Mathias había ahogado su tristeza en compañía de las cuatro hermanas Dalton. Aquella noche, volviendo a subir la escalera de la casa, tuvo un verdadero sentimiento de vértigo.

Al día siguiente, Antoine trajo a los niños de la escuela antes de irse enseguida. Tenía mucho trabajo en la agencia por culpa de la obra de Yvonne. Y puesto que Mathias corría en el parque para cambiar de idea, Sophie acabó por cuidarlos durante dos horas. Emily se dijo que si su padre quería cambiar de idea, debería haber elegido una mejor; ir a correr al parque no era muy astuto en su estado. Desde que su papá había comido gratinado de calabacines, tenía un aspecto espantoso y su vértigo empeoraba. Y como esto duraba ya dos días, debía de estar incubando algo.

Convino con Louis en no hacer comentario alguno. Con un poco de suerte, Sophie se quedaría a cenar, y cuando ella estaba allí, siempre era una buena noticia: delante de la tele con la cena en una bandeja, y acostarse tarde.

Precisamente aquella noche, Emily confió a su diario íntimo que había notado que algo no iba bien. En el momento en el que había oído el ruido de la caída en la escalera, le había dicho a Louis que había que pedir enseguida ayuda, y Louis añadió al margen que la ayuda en cuestión era su papá.

Antoine esperaba yendo arriba y abajo por el pasillo del centro médico. La sala de espera estaba llena a reventar. Cada cual esperaba su turno, hojeando las revistas descantilladas y apiladas en una mesa baja. Inquieto como estaba, no tenía ganas de leer.

Al fin, el médico salió de la sala de reconocimiento y fue a su encuentro. Le rogó que hiciera el favor de seguirlo y lo llevó aparte.

– No hay ninguna contusión cerebral, sólo un grueso hematoma en la frente, y las radiografías son completamente tranquilizadoras. Por prevención, hemos hecho una ecografía. No se ve gran cosa, pero la mejor noticia que puedo darle es que el bebé está bien.

Capítulo 18

La puerta del departamento se entreabrió. Sophie llevaba una blusa azul y las zapatillas que le habían hecho poner para los exámenes.

– Ve a esperarme fuera -le dijo a Antoine.

Volvió a sentarse en las sillas, enfrente de recepción. Cuando se reunió con él, no tenía muy buen aspecto.

– ¿A qué esperas para hablarme? -preguntó Antoine.

– ¿Hablarte de qué? No es una enfermedad.

– El padre ¿es el tipo a quien escribo tus cartas? La cajera del dispensario hizo una seña a Sophie. La factura estaba mecanografiada, podía ir a abonarla.

– Estoy cansada, Antoine, ¡pago y me llevas!.

La llave giró en la cerradura. Mathias puso su cartera en el taquillón. Instalado en la butaca de cuero, Antoine leía a la luz de la lámpara del velador.

– Perdón. Es tarde, pero es que tenía un trabajo de locos.

– Hum.

– ¿Qué?

– Nada, tú tienes un trabajo de locos todas las noches.

– ¡Pues sí, tengo un trabajo de locos!

– Habla menos fuerte, Sophie duerme en el despacho.

– ¿Has salido?

– ¿De qué hablas? Se ha puesto enferma.

– Ah, vaya, ¿es grave?

– Ha vomitado y se ha desmayado.

– ¿Ha comido de tu espuma de chocolate?

– Una mujer que vomita y que se desmaya, ¿quieres los subtítulos?

– ¡Oh, mierda! -dijo Mathias, dejándose caer en la butaca de enfrente.

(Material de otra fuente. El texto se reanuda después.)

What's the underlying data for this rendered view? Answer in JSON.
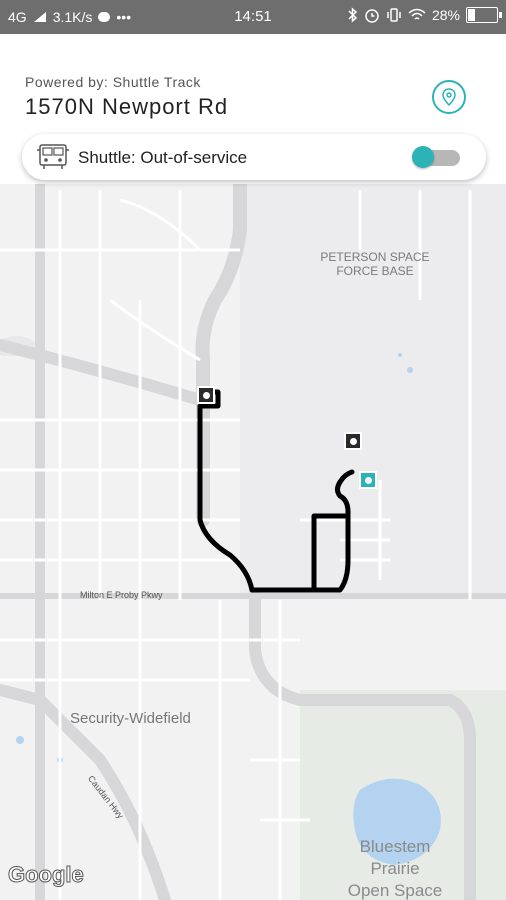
{
  "status_bar": {
    "network": "4G",
    "speed": "3.1K/s",
    "dots": "•••",
    "time": "14:51",
    "battery": "28%"
  },
  "header": {
    "powered_by": "Powered by: Shuttle Track",
    "address": "1570N Newport Rd"
  },
  "shuttle_card": {
    "status_label": "Shuttle: Out-of-service",
    "toggle_on": true
  },
  "map": {
    "labels": {
      "peterson_1": "PETERSON SPACE",
      "peterson_2": "FORCE BASE",
      "milton": "Milton E Proby Pkwy",
      "security": "Security-Widefield",
      "bluestem_1": "Bluestem",
      "bluestem_2": "Prairie",
      "bluestem_3": "Open Space",
      "caudan": "Caudan Hwy"
    },
    "attribution": "Google"
  },
  "colors": {
    "accent": "#2bb3b8",
    "route": "#000000",
    "water": "#b3d3f0"
  }
}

Entrada la noche, Antoine y Mathias estaban cara a cara, sentados en la mesa de la cocina. Mathias todavía no había cenado; Antoine sacó una botella de vino tinto, una cesta y un plato de diferentes quesos.

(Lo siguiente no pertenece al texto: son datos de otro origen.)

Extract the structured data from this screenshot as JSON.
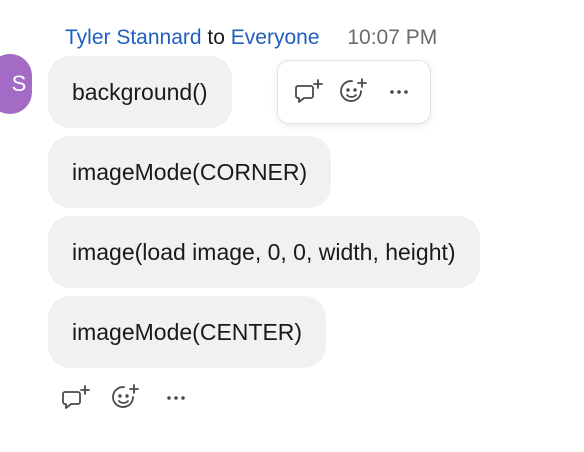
{
  "message": {
    "sender": "Tyler Stannard",
    "to_word": "to",
    "recipient": "Everyone",
    "time": "10:07 PM",
    "avatar_initial": "S",
    "lines": [
      "background()",
      "imageMode(CORNER)",
      "image(load image, 0, 0, width, height)",
      "imageMode(CENTER)"
    ]
  },
  "icons": {
    "reply": "reply-thread-icon",
    "reaction": "add-reaction-icon",
    "more": "more-options-icon"
  },
  "colors": {
    "link": "#1f5fbf",
    "avatar": "#a36ac6",
    "bubble": "#f1f1f3",
    "timestamp": "#6b6b6b"
  }
}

– El siglo XXI es genial -dijo Mathias-. Uno se divorcia por una nadería, las mujeres tienen sus hijos con surferos de paso y después dicen que nos encuentran menos seguros de nosotros mismos que antes.

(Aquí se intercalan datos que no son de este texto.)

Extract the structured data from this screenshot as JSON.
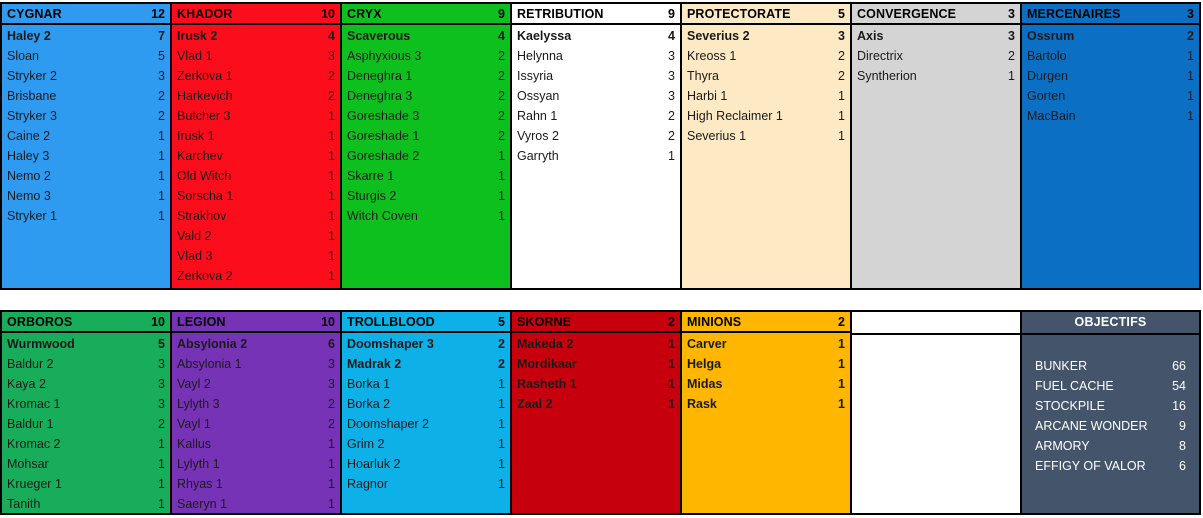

– Sí, y luego hay también hombres que viven en pareja, bajo el mismo techo. ¿Vas a soltar todas las tonterías que se te ocurran?

– Va, pásame la mantequilla -pidió Mathias, preparándose una rebanada de pan.

Antoine descorchó la botella.

– Hay que ayudarla -dijo, sirviéndose un vaso.

Mathias cogió la botella de manos de Antoine y se sirvió a su vez.

– ¿Qué piensas hacer? -preguntó.

– No hay padre… Voy a reconocer al niño.

– ¿Y por qué tú? -se sublevó Mathias.

– Por obligación, y además, porque se lo he dicho primero.

– Ah, sí, dos verdaderas buenas razones.

Mathias reflexionó unos instantes y bebió de un trago el vaso de Antoine.